Drug Development, People

Post-merger, gene therapy player Adverum makes Amber Salzman CEO, delays a clinical trial start


Amber Salzman

Avalanche Biotechnologies’ acquisition of Paris-based Annapurna and their merger into a new gene therapy company called Adverum Biotechnologies $ADVM is still playing out.

Five months after the two biotechs announced the deal, former Annapurna CEO Amber Salzman is stepping up to the CEO’s job, and one of her first acts as chief is delaying the start of a key trial by a year. Paul Cleveland, meanwhile, is stepping up to the executive chairman’s post in the quick rearrangement of titles.

Cleveland had promised back in May that Menlo Park, CA-based Adverum would start dosing their first patients for A1AT deficiency by the end of this year.  Salzman, though, now says she wants to shift their manufacturing tech over to a large CMO, and that means that the trial for ADVM-043 won’t get started until the end of next year.

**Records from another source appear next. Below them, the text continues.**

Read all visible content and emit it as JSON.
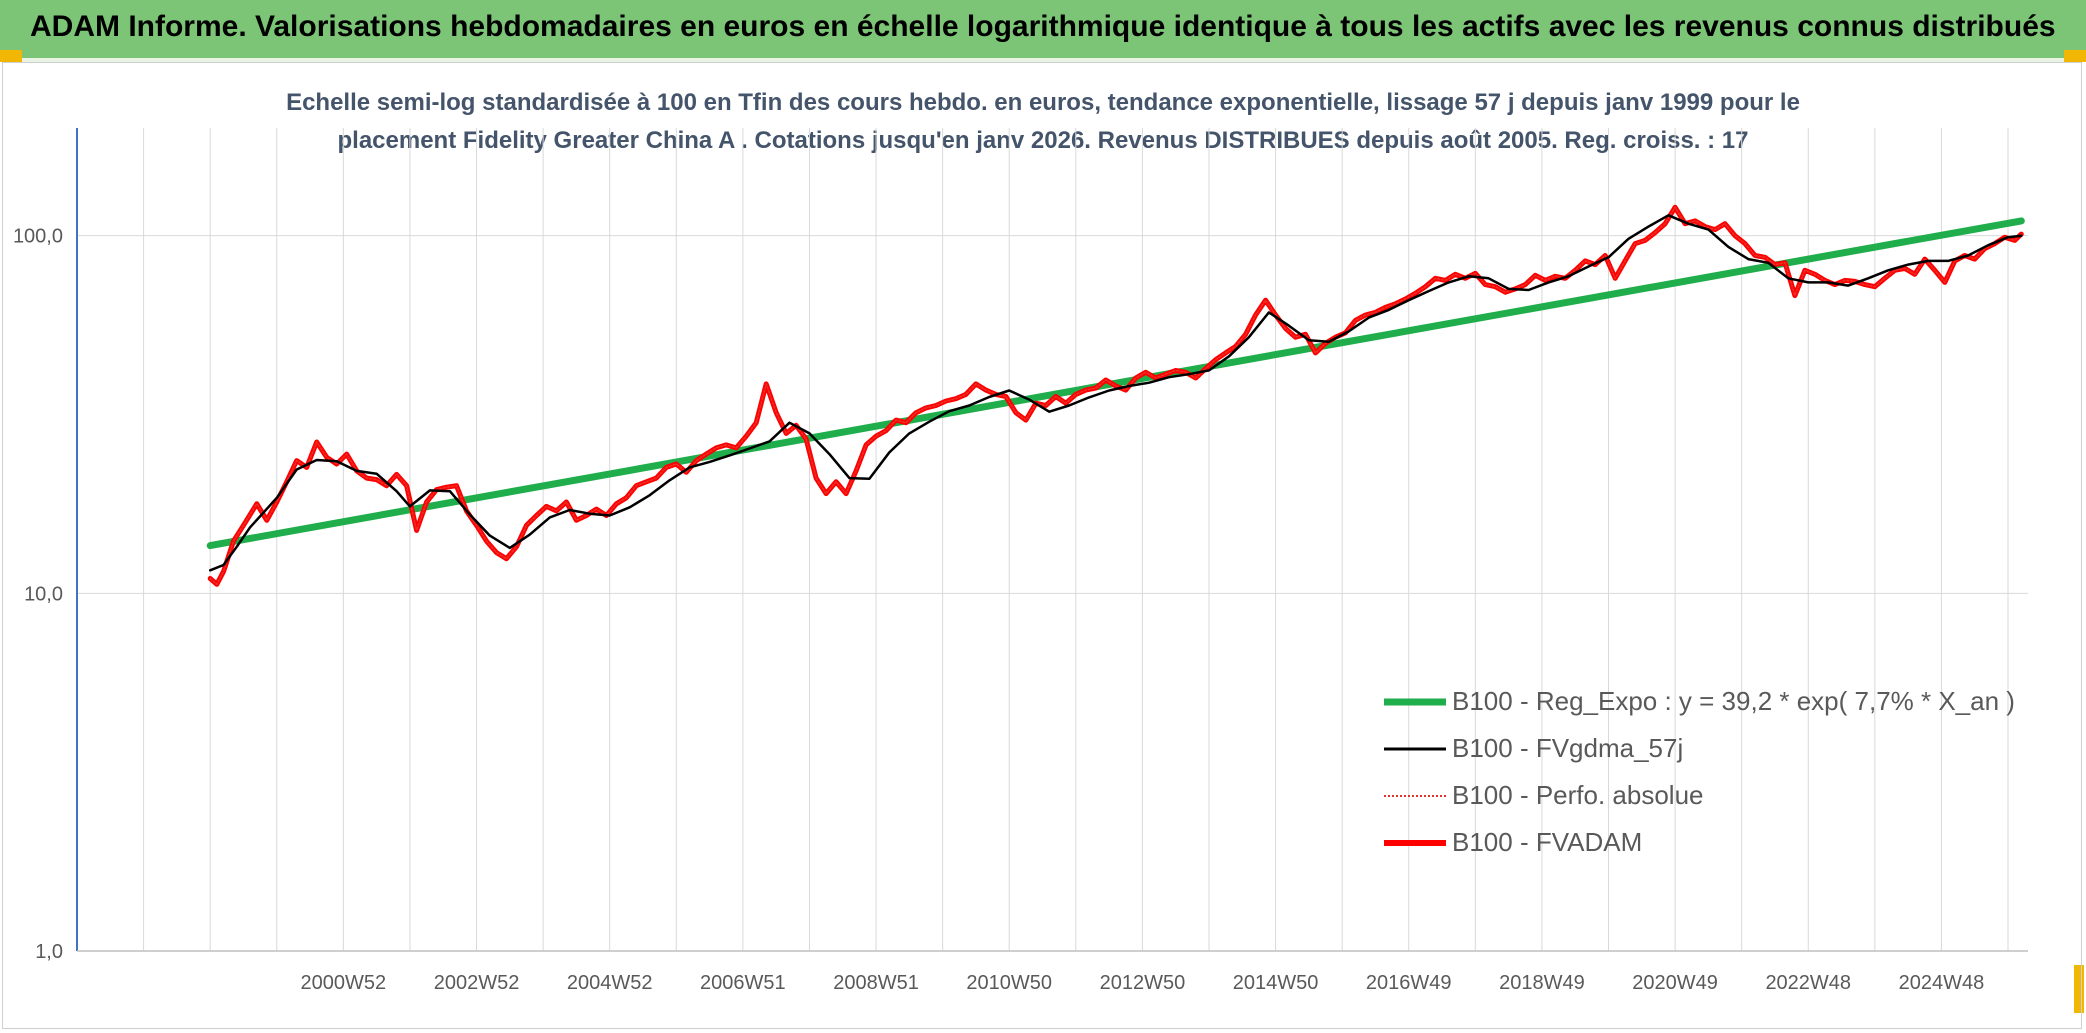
{
  "header": {
    "title": "ADAM Informe. Valorisations hebdomadaires en euros en échelle logarithmique identique à tous les actifs avec les revenus connus distribués"
  },
  "chart_data": {
    "type": "line",
    "title_line1": "Echelle semi-log standardisée à 100 en Tfin des cours hebdo. en euros, tendance exponentielle, lissage 57 j depuis janv 1999 pour le",
    "title_line2": "placement Fidelity Greater China A . Cotations jusqu'en janv 2026. Revenus DISTRIBUES depuis août 2005. Reg. croiss. : 17",
    "y_scale": "log",
    "ylim": [
      1,
      200
    ],
    "y_ticks": [
      {
        "value": 1,
        "label": "1,0"
      },
      {
        "value": 10,
        "label": "10,0"
      },
      {
        "value": 100,
        "label": "100,0"
      }
    ],
    "xlim": [
      1997,
      2026.3
    ],
    "x_ticks": [
      {
        "x": 2001,
        "label": "2000W52"
      },
      {
        "x": 2003,
        "label": "2002W52"
      },
      {
        "x": 2005,
        "label": "2004W52"
      },
      {
        "x": 2007,
        "label": "2006W51"
      },
      {
        "x": 2009,
        "label": "2008W51"
      },
      {
        "x": 2011,
        "label": "2010W50"
      },
      {
        "x": 2013,
        "label": "2012W50"
      },
      {
        "x": 2015,
        "label": "2014W50"
      },
      {
        "x": 2017,
        "label": "2016W49"
      },
      {
        "x": 2019,
        "label": "2018W49"
      },
      {
        "x": 2021,
        "label": "2020W49"
      },
      {
        "x": 2023,
        "label": "2022W48"
      },
      {
        "x": 2025,
        "label": "2024W48"
      }
    ],
    "grid_x": [
      1998,
      1999,
      2000,
      2001,
      2002,
      2003,
      2004,
      2005,
      2006,
      2007,
      2008,
      2009,
      2010,
      2011,
      2012,
      2013,
      2014,
      2015,
      2016,
      2017,
      2018,
      2019,
      2020,
      2021,
      2022,
      2023,
      2024,
      2025,
      2026
    ],
    "legend_position": "bottom-right",
    "series": [
      {
        "name": "B100 - Reg_Expo : y = 39,2 * exp( 7,7% *  X_an )",
        "color": "#1fae4b",
        "style": "solid-thick",
        "x": [
          1999.0,
          2026.2
        ],
        "y": [
          13.6,
          110.0
        ]
      },
      {
        "name": "B100 - FVgdma_57j",
        "color": "#000000",
        "style": "solid",
        "x": [
          1999.0,
          1999.2,
          1999.4,
          1999.6,
          1999.8,
          2000.0,
          2000.3,
          2000.6,
          2000.9,
          2001.2,
          2001.5,
          2001.8,
          2002.0,
          2002.3,
          2002.6,
          2002.9,
          2003.2,
          2003.5,
          2003.8,
          2004.1,
          2004.4,
          2004.7,
          2005.0,
          2005.3,
          2005.6,
          2005.9,
          2006.2,
          2006.5,
          2006.8,
          2007.1,
          2007.4,
          2007.7,
          2008.0,
          2008.3,
          2008.6,
          2008.9,
          2009.2,
          2009.5,
          2009.8,
          2010.1,
          2010.4,
          2010.7,
          2011.0,
          2011.3,
          2011.6,
          2011.9,
          2012.2,
          2012.5,
          2012.8,
          2013.1,
          2013.4,
          2013.7,
          2014.0,
          2014.3,
          2014.6,
          2014.9,
          2015.2,
          2015.5,
          2015.8,
          2016.1,
          2016.4,
          2016.7,
          2017.0,
          2017.3,
          2017.6,
          2017.9,
          2018.2,
          2018.5,
          2018.8,
          2019.1,
          2019.4,
          2019.7,
          2020.0,
          2020.3,
          2020.6,
          2020.9,
          2021.2,
          2021.5,
          2021.8,
          2022.1,
          2022.4,
          2022.7,
          2023.0,
          2023.3,
          2023.6,
          2023.9,
          2024.2,
          2024.5,
          2024.8,
          2025.1,
          2025.4,
          2025.7,
          2026.0,
          2026.2
        ],
        "y": [
          11.6,
          12.0,
          13.5,
          15.3,
          16.8,
          18.5,
          22.2,
          23.6,
          23.4,
          22.0,
          21.6,
          19.3,
          17.5,
          19.4,
          19.3,
          16.6,
          14.5,
          13.4,
          14.6,
          16.3,
          17.1,
          16.7,
          16.5,
          17.4,
          18.8,
          20.7,
          22.5,
          23.3,
          24.3,
          25.4,
          26.6,
          30.0,
          28.0,
          24.5,
          21.0,
          20.9,
          24.8,
          28.0,
          30.2,
          32.3,
          33.5,
          35.4,
          36.9,
          34.8,
          32.2,
          33.5,
          35.3,
          36.9,
          38.0,
          38.8,
          40.2,
          41.0,
          42.0,
          46.0,
          52.0,
          61.0,
          56.0,
          51.0,
          50.5,
          54.0,
          59.0,
          62.0,
          66.0,
          70.0,
          74.0,
          77.0,
          76.0,
          71.0,
          70.5,
          74.0,
          77.0,
          82.0,
          87.0,
          98.0,
          106.0,
          114.0,
          108.0,
          104.0,
          93.0,
          86.0,
          84.0,
          76.0,
          74.0,
          74.0,
          72.5,
          76.0,
          80.0,
          83.0,
          85.0,
          85.0,
          88.0,
          94.0,
          99.0,
          100.0
        ]
      },
      {
        "name": "B100 - Perfo. absolue",
        "color": "#e8312a",
        "style": "dotted",
        "x": [
          1999.0,
          1999.1,
          1999.2,
          1999.35,
          1999.5,
          1999.7,
          1999.85,
          2000.0,
          2000.15,
          2000.3,
          2000.45,
          2000.6,
          2000.75,
          2000.9,
          2001.05,
          2001.2,
          2001.35,
          2001.5,
          2001.65,
          2001.8,
          2001.95,
          2002.1,
          2002.25,
          2002.4,
          2002.55,
          2002.7,
          2002.85,
          2003.0,
          2003.15,
          2003.3,
          2003.45,
          2003.6,
          2003.75,
          2003.9,
          2004.05,
          2004.2,
          2004.35,
          2004.5,
          2004.65,
          2004.8,
          2004.95,
          2005.1,
          2005.25,
          2005.4,
          2005.55,
          2005.7,
          2005.85,
          2006.0,
          2006.15,
          2006.3,
          2006.45,
          2006.6,
          2006.75,
          2006.9,
          2007.05,
          2007.2,
          2007.35,
          2007.5,
          2007.65,
          2007.8,
          2007.95,
          2008.1,
          2008.25,
          2008.4,
          2008.55,
          2008.7,
          2008.85,
          2009.0,
          2009.15,
          2009.3,
          2009.45,
          2009.6,
          2009.75,
          2009.9,
          2010.05,
          2010.2,
          2010.35,
          2010.5,
          2010.65,
          2010.8,
          2010.95,
          2011.1,
          2011.25,
          2011.4,
          2011.55,
          2011.7,
          2011.85,
          2012.0,
          2012.15,
          2012.3,
          2012.45,
          2012.6,
          2012.75,
          2012.9,
          2013.05,
          2013.2,
          2013.35,
          2013.5,
          2013.65,
          2013.8,
          2013.95,
          2014.1,
          2014.25,
          2014.4,
          2014.55,
          2014.7,
          2014.85,
          2015.0,
          2015.15,
          2015.3,
          2015.45,
          2015.6,
          2015.75,
          2015.9,
          2016.05,
          2016.2,
          2016.35,
          2016.5,
          2016.65,
          2016.8,
          2016.95,
          2017.1,
          2017.25,
          2017.4,
          2017.55,
          2017.7,
          2017.85,
          2018.0,
          2018.15,
          2018.3,
          2018.45,
          2018.6,
          2018.75,
          2018.9,
          2019.05,
          2019.2,
          2019.35,
          2019.5,
          2019.65,
          2019.8,
          2019.95,
          2020.1,
          2020.25,
          2020.4,
          2020.55,
          2020.7,
          2020.85,
          2021.0,
          2021.15,
          2021.3,
          2021.45,
          2021.6,
          2021.75,
          2021.9,
          2022.05,
          2022.2,
          2022.35,
          2022.5,
          2022.65,
          2022.8,
          2022.95,
          2023.1,
          2023.25,
          2023.4,
          2023.55,
          2023.7,
          2023.85,
          2024.0,
          2024.15,
          2024.3,
          2024.45,
          2024.6,
          2024.75,
          2024.9,
          2025.05,
          2025.2,
          2025.35,
          2025.5,
          2025.65,
          2025.8,
          2025.95,
          2026.1,
          2026.2
        ],
        "y": [
          11.0,
          10.6,
          11.5,
          14.0,
          15.5,
          17.8,
          16.0,
          18.0,
          20.5,
          23.5,
          22.5,
          26.5,
          24.0,
          23.0,
          24.5,
          22.0,
          21.0,
          20.8,
          20.0,
          21.5,
          20.0,
          15.0,
          18.0,
          19.5,
          19.8,
          20.0,
          17.0,
          15.5,
          14.0,
          13.0,
          12.5,
          13.5,
          15.5,
          16.5,
          17.5,
          17.0,
          18.0,
          16.0,
          16.5,
          17.2,
          16.5,
          17.8,
          18.5,
          20.0,
          20.5,
          21.0,
          22.5,
          23.0,
          21.8,
          23.5,
          24.5,
          25.5,
          26.0,
          25.5,
          27.5,
          30.0,
          38.5,
          32.0,
          28.0,
          29.5,
          27.0,
          21.0,
          19.0,
          20.5,
          19.0,
          22.0,
          26.0,
          27.5,
          28.5,
          30.5,
          30.0,
          32.0,
          33.0,
          33.5,
          34.5,
          35.0,
          36.0,
          38.5,
          37.0,
          36.0,
          35.5,
          32.0,
          30.5,
          34.0,
          33.5,
          35.5,
          34.0,
          36.0,
          37.0,
          37.5,
          39.5,
          38.0,
          37.0,
          40.0,
          41.5,
          40.0,
          41.0,
          42.0,
          41.5,
          40.0,
          42.5,
          45.0,
          47.0,
          49.0,
          53.0,
          60.0,
          66.0,
          60.0,
          55.0,
          52.0,
          53.0,
          47.0,
          50.0,
          52.0,
          53.5,
          58.0,
          60.0,
          61.0,
          63.0,
          64.5,
          66.5,
          69.0,
          72.0,
          76.0,
          75.0,
          78.0,
          76.0,
          78.5,
          73.0,
          72.0,
          69.5,
          71.0,
          73.0,
          77.5,
          75.0,
          77.0,
          76.0,
          80.0,
          85.0,
          83.0,
          88.0,
          76.0,
          85.0,
          95.0,
          97.0,
          102.0,
          108.0,
          120.0,
          108.0,
          110.0,
          106.0,
          104.0,
          108.0,
          100.0,
          95.0,
          88.0,
          87.0,
          83.0,
          84.0,
          68.0,
          80.0,
          78.0,
          75.0,
          73.0,
          75.0,
          74.5,
          73.0,
          72.0,
          76.0,
          80.0,
          81.0,
          78.0,
          86.0,
          80.0,
          74.0,
          85.0,
          88.0,
          86.0,
          92.0,
          95.0,
          99.0,
          97.0,
          101.0
        ]
      },
      {
        "name": "B100 - FVADAM",
        "color": "#ff0000",
        "style": "solid-thick",
        "x": [
          1999.0,
          1999.1,
          1999.2,
          1999.35,
          1999.5,
          1999.7,
          1999.85,
          2000.0,
          2000.15,
          2000.3,
          2000.45,
          2000.6,
          2000.75,
          2000.9,
          2001.05,
          2001.2,
          2001.35,
          2001.5,
          2001.65,
          2001.8,
          2001.95,
          2002.1,
          2002.25,
          2002.4,
          2002.55,
          2002.7,
          2002.85,
          2003.0,
          2003.15,
          2003.3,
          2003.45,
          2003.6,
          2003.75,
          2003.9,
          2004.05,
          2004.2,
          2004.35,
          2004.5,
          2004.65,
          2004.8,
          2004.95,
          2005.1,
          2005.25,
          2005.4,
          2005.55,
          2005.7,
          2005.85,
          2006.0,
          2006.15,
          2006.3,
          2006.45,
          2006.6,
          2006.75,
          2006.9,
          2007.05,
          2007.2,
          2007.35,
          2007.5,
          2007.65,
          2007.8,
          2007.95,
          2008.1,
          2008.25,
          2008.4,
          2008.55,
          2008.7,
          2008.85,
          2009.0,
          2009.15,
          2009.3,
          2009.45,
          2009.6,
          2009.75,
          2009.9,
          2010.05,
          2010.2,
          2010.35,
          2010.5,
          2010.65,
          2010.8,
          2010.95,
          2011.1,
          2011.25,
          2011.4,
          2011.55,
          2011.7,
          2011.85,
          2012.0,
          2012.15,
          2012.3,
          2012.45,
          2012.6,
          2012.75,
          2012.9,
          2013.05,
          2013.2,
          2013.35,
          2013.5,
          2013.65,
          2013.8,
          2013.95,
          2014.1,
          2014.25,
          2014.4,
          2014.55,
          2014.7,
          2014.85,
          2015.0,
          2015.15,
          2015.3,
          2015.45,
          2015.6,
          2015.75,
          2015.9,
          2016.05,
          2016.2,
          2016.35,
          2016.5,
          2016.65,
          2016.8,
          2016.95,
          2017.1,
          2017.25,
          2017.4,
          2017.55,
          2017.7,
          2017.85,
          2018.0,
          2018.15,
          2018.3,
          2018.45,
          2018.6,
          2018.75,
          2018.9,
          2019.05,
          2019.2,
          2019.35,
          2019.5,
          2019.65,
          2019.8,
          2019.95,
          2020.1,
          2020.25,
          2020.4,
          2020.55,
          2020.7,
          2020.85,
          2021.0,
          2021.15,
          2021.3,
          2021.45,
          2021.6,
          2021.75,
          2021.9,
          2022.05,
          2022.2,
          2022.35,
          2022.5,
          2022.65,
          2022.8,
          2022.95,
          2023.1,
          2023.25,
          2023.4,
          2023.55,
          2023.7,
          2023.85,
          2024.0,
          2024.15,
          2024.3,
          2024.45,
          2024.6,
          2024.75,
          2024.9,
          2025.05,
          2025.2,
          2025.35,
          2025.5,
          2025.65,
          2025.8,
          2025.95,
          2026.1,
          2026.2
        ],
        "y": [
          11.0,
          10.6,
          11.5,
          14.0,
          15.5,
          17.8,
          16.0,
          18.0,
          20.5,
          23.5,
          22.5,
          26.5,
          24.0,
          23.0,
          24.5,
          22.0,
          21.0,
          20.8,
          20.0,
          21.5,
          20.0,
          15.0,
          18.0,
          19.5,
          19.8,
          20.0,
          17.0,
          15.5,
          14.0,
          13.0,
          12.5,
          13.5,
          15.5,
          16.5,
          17.5,
          17.0,
          18.0,
          16.0,
          16.5,
          17.2,
          16.5,
          17.8,
          18.5,
          20.0,
          20.5,
          21.0,
          22.5,
          23.0,
          21.8,
          23.5,
          24.5,
          25.5,
          26.0,
          25.5,
          27.5,
          30.0,
          38.5,
          32.0,
          28.0,
          29.5,
          27.0,
          21.0,
          19.0,
          20.5,
          19.0,
          22.0,
          26.0,
          27.5,
          28.5,
          30.5,
          30.0,
          32.0,
          33.0,
          33.5,
          34.5,
          35.0,
          36.0,
          38.5,
          37.0,
          36.0,
          35.5,
          32.0,
          30.5,
          34.0,
          33.5,
          35.5,
          34.0,
          36.0,
          37.0,
          37.5,
          39.5,
          38.0,
          37.0,
          40.0,
          41.5,
          40.0,
          41.0,
          42.0,
          41.5,
          40.0,
          42.5,
          45.0,
          47.0,
          49.0,
          53.0,
          60.0,
          66.0,
          60.0,
          55.0,
          52.0,
          53.0,
          47.0,
          50.0,
          52.0,
          53.5,
          58.0,
          60.0,
          61.0,
          63.0,
          64.5,
          66.5,
          69.0,
          72.0,
          76.0,
          75.0,
          78.0,
          76.0,
          78.5,
          73.0,
          72.0,
          69.5,
          71.0,
          73.0,
          77.5,
          75.0,
          77.0,
          76.0,
          80.0,
          85.0,
          83.0,
          88.0,
          76.0,
          85.0,
          95.0,
          97.0,
          102.0,
          108.0,
          120.0,
          108.0,
          110.0,
          106.0,
          104.0,
          108.0,
          100.0,
          95.0,
          88.0,
          87.0,
          83.0,
          84.0,
          68.0,
          80.0,
          78.0,
          75.0,
          73.0,
          75.0,
          74.5,
          73.0,
          72.0,
          76.0,
          80.0,
          81.0,
          78.0,
          86.0,
          80.0,
          74.0,
          85.0,
          88.0,
          86.0,
          92.0,
          95.0,
          99.0,
          97.0,
          101.0
        ]
      }
    ]
  }
}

The change-up seems to be playing well with investors this morning. Adverum’s stock is up 15% in pre-market trading.

Avalanche ran head first into a wall of investor skepticism back in 2015 when it tried to dress up messy efficacy data for its lead drug for wet, age-related macular degeneration and present it as a significant success. (In better days, the biotech had partnered with Regeneron in a $640 million deal.) The market wasn’t having it, though, and the stock price collapsed. Then CEO Thomas Chalberg was out the door soon after and the company scrapped plans for a follow-up mid-stage study and then regrouped under the new CEO, Paul Cleveland.

Now it’s up to Salzman, an experienced R&D vet with a stint at GSK on her resume, to set things right.

Says Salzman:

“Our goal is to meet with the FDA to review our modified plans in the first quarter of 2017, to allow us to move ahead with patient enrollment in our planned Phase 1/2 clinical trial for ADVM-043 in the fourth quarter of 2017. We are committed to advancing this novel gene therapy for patients with A1AT deficiency, and are planning to be ready to deliver this potential product through a robust commercial-ready manufacturing process.”